Cell. 2006 Jan 13;124(1):61-73. doi: 10.1016/j.cell.2005.10.044.
Protein disulfide isomerase plays a key role in catalyzing the folding of secretory proteins. It features two catalytically inactive thioredoxin domains inserted between two catalytically active thioredoxin domains and an acidic C-terminal tail. The crystal structure of yeast PDI reveals that the four thioredoxin domains are arranged in the shape of a twisted "U" with the active sites facing each other across the long sides of the "U." The inside surface of the "U" is enriched in hydrophobic residues, thereby facilitating interactions with misfolded proteins. The domain arrangement, active site location, and surface features strikingly resemble the Escherichia coli DsbC and DsbG protein disulfide isomerases. Biochemical studies demonstrate that all domains of PDI, including the C-terminal tail, are required for full catalytic activity. The structure defines a framework for rationalizing the differences between the two active sites and their respective roles in catalyzing the formation and rearrangement of disulfide bonds.
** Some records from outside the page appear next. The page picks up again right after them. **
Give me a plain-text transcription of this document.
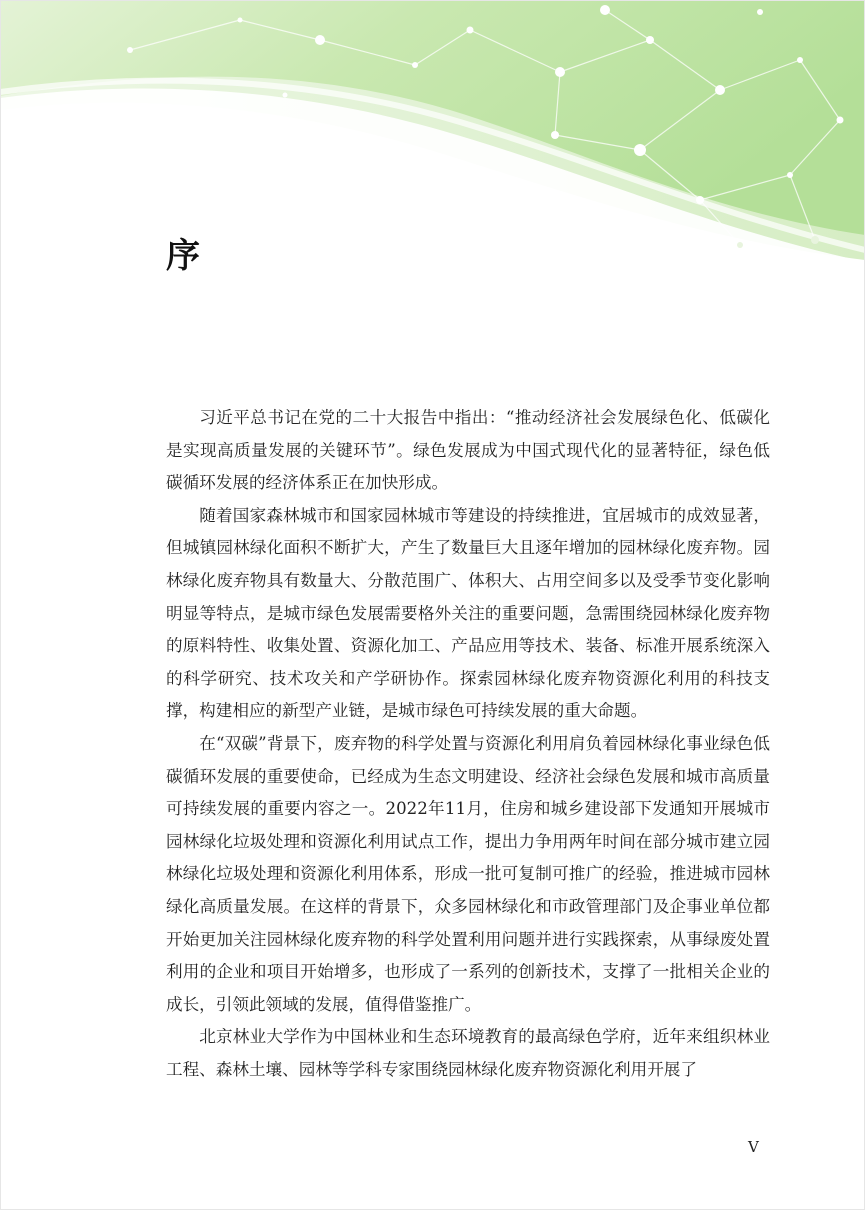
序

习近平总书记在党的二十大报告中指出：“推动经济社会发展绿色化、低碳化是实现高质量发展的关键环节”。绿色发展成为中国式现代化的显著特征，绿色低碳循环发展的经济体系正在加快形成。

随着国家森林城市和国家园林城市等建设的持续推进，宜居城市的成效显著，但城镇园林绿化面积不断扩大，产生了数量巨大且逐年增加的园林绿化废弃物。园林绿化废弃物具有数量大、分散范围广、体积大、占用空间多以及受季节变化影响明显等特点，是城市绿色发展需要格外关注的重要问题，急需围绕园林绿化废弃物的原料特性、收集处置、资源化加工、产品应用等技术、装备、标准开展系统深入的科学研究、技术攻关和产学研协作。探索园林绿化废弃物资源化利用的科技支撑，构建相应的新型产业链，是城市绿色可持续发展的重大命题。

在“双碳”背景下，废弃物的科学处置与资源化利用肩负着园林绿化事业绿色低碳循环发展的重要使命，已经成为生态文明建设、经济社会绿色发展和城市高质量可持续发展的重要内容之一。2022年11月，住房和城乡建设部下发通知开展城市园林绿化垃圾处理和资源化利用试点工作，提出力争用两年时间在部分城市建立园林绿化垃圾处理和资源化利用体系，形成一批可复制可推广的经验，推进城市园林绿化高质量发展。在这样的背景下，众多园林绿化和市政管理部门及企事业单位都开始更加关注园林绿化废弃物的科学处置利用问题并进行实践探索，从事绿废处置利用的企业和项目开始增多，也形成了一系列的创新技术，支撑了一批相关企业的成长，引领此领域的发展，值得借鉴推广。

北京林业大学作为中国林业和生态环境教育的最高绿色学府，近年来组织林业工程、森林土壤、园林等学科专家围绕园林绿化废弃物资源化利用开展了

V
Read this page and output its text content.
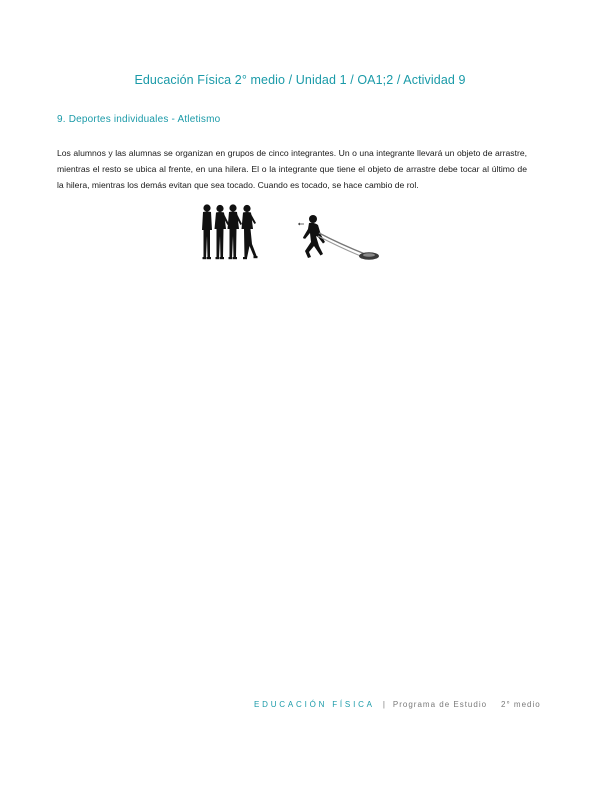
Educación Física 2° medio / Unidad 1 / OA1;2 / Actividad 9
9. Deportes individuales - Atletismo

Los alumnos y las alumnas se organizan en grupos de cinco integrantes. Un o una integrante llevará un objeto de arrastre, mientras el resto se ubica al frente, en una hilera. El o la integrante que tiene el objeto de arrastre debe tocar al último de la hilera, mientras los demás evitan que sea tocado. Cuando es tocado, se hace cambio de rol.

EDUCACIÓN FÍSICA | Programa de Estudio 2° medio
蛋白质二硫键异构酶在催化分泌蛋白折叠过程中起关键作用。它具有两个插入在两个催化活性硫氧还蛋白结构域之间的无催化活性的硫氧还蛋白结构域以及一个酸性C末端尾巴。酵母PDI的晶体结构表明,四个硫氧还蛋白结构域呈扭曲的“U”形排列,活性位点在“U”的长边相对。“U”的内表面富含疏水残基,从而促进与错误折叠蛋白的相互作用。该结构域排列、活性位点位置和表面特征与大肠杆菌DsbC和DsbG蛋白二硫键异构酶惊人地相似。生化研究表明,PDI的所有结构域,包括C末端尾巴,对于完全催化活性都是必需的。该结构定义了一个框架,用于解释两个活性位点之间的差异及其在催化二硫键形成和重排中的各自作用。